Years before his death in 1987, Warhol produces his Myths series, in which he places himself into a narrative well-known to the American public at the time. In his 1981 Shadow 267, Warhol portrays himself as “The Shadow,” a popular radio crime fighter from the 1930s. The piece is a double portrait, showing Warhol gazing out at the viewer with a Hitchcock-like shadow profile in the background. Through this image, and through his art and his lifestyle, Warhol hoists his icon and achieves his celebrity status with the likes of Marilyn Monroe and Jackie Kennedy.

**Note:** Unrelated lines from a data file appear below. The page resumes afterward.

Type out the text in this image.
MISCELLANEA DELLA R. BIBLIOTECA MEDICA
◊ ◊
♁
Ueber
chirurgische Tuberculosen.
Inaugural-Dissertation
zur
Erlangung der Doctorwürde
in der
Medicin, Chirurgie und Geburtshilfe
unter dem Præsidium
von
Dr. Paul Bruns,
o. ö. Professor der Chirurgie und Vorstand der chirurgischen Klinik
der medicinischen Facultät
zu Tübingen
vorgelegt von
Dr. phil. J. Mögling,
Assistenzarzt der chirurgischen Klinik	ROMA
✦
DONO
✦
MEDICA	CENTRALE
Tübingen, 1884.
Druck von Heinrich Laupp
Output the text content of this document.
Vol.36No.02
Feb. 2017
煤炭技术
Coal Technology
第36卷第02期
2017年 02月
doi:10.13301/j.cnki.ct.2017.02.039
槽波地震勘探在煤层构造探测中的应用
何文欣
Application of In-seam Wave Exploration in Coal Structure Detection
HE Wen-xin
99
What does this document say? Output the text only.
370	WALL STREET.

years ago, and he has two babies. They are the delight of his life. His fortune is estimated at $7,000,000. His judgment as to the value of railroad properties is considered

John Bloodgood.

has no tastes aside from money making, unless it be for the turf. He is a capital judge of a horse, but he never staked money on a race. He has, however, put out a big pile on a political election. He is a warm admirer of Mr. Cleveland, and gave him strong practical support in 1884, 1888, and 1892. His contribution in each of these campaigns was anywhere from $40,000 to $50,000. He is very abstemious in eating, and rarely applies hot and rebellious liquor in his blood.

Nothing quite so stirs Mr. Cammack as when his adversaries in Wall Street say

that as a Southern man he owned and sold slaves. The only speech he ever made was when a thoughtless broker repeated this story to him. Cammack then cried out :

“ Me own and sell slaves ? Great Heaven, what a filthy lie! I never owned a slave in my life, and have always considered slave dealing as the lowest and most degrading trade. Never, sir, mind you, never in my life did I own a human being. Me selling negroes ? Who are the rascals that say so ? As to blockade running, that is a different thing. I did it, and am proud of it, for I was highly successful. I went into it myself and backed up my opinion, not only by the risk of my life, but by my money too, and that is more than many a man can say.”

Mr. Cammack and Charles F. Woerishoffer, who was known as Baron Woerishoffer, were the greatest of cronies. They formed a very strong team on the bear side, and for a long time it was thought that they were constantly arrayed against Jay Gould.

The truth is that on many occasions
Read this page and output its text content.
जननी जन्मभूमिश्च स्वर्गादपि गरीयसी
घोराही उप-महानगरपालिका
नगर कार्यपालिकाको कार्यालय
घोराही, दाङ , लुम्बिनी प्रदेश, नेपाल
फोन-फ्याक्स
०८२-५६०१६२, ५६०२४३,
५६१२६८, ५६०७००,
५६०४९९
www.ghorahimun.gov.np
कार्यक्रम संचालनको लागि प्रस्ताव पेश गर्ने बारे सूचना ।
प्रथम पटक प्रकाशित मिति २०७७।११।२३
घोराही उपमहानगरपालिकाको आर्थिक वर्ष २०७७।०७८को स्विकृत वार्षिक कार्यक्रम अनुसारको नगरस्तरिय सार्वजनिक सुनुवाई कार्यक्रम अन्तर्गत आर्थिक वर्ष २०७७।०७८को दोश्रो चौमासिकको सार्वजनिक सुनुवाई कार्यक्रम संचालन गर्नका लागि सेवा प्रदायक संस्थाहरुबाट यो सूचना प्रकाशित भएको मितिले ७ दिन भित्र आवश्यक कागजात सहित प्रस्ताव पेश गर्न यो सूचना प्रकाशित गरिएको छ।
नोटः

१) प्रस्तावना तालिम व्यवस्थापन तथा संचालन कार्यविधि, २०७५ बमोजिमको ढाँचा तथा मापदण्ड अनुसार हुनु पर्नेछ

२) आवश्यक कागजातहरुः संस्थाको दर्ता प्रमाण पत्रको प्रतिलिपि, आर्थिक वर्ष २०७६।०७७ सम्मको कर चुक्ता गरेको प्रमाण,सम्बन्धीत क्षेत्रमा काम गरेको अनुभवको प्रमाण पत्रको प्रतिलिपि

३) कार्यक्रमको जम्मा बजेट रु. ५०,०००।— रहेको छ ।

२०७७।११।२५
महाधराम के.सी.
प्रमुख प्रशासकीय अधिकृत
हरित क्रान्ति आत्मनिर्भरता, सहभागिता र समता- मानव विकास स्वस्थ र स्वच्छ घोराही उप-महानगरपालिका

Warhol continues to promote himself and his influential part in American history. The Myths series exemplifies Warhol’s prophetic and forward-thinking nature as the artist places himself amongst popular characters from 1950s television and classic Hollywood films. Displaying fictional American characters, each representing different archetypes of American popular culture, such as Mickey Mouse, The Wicked Witch of the West and Uncle Sam, the artist seems to separate himself from reality.
Warhol sees each of these characters as facets of his personality, and strategically positions himself within the greater narrative of the Myths series to solidify his place in American popular culture. Again, Warhol achieves greatness where few throughout history have even dared to venture.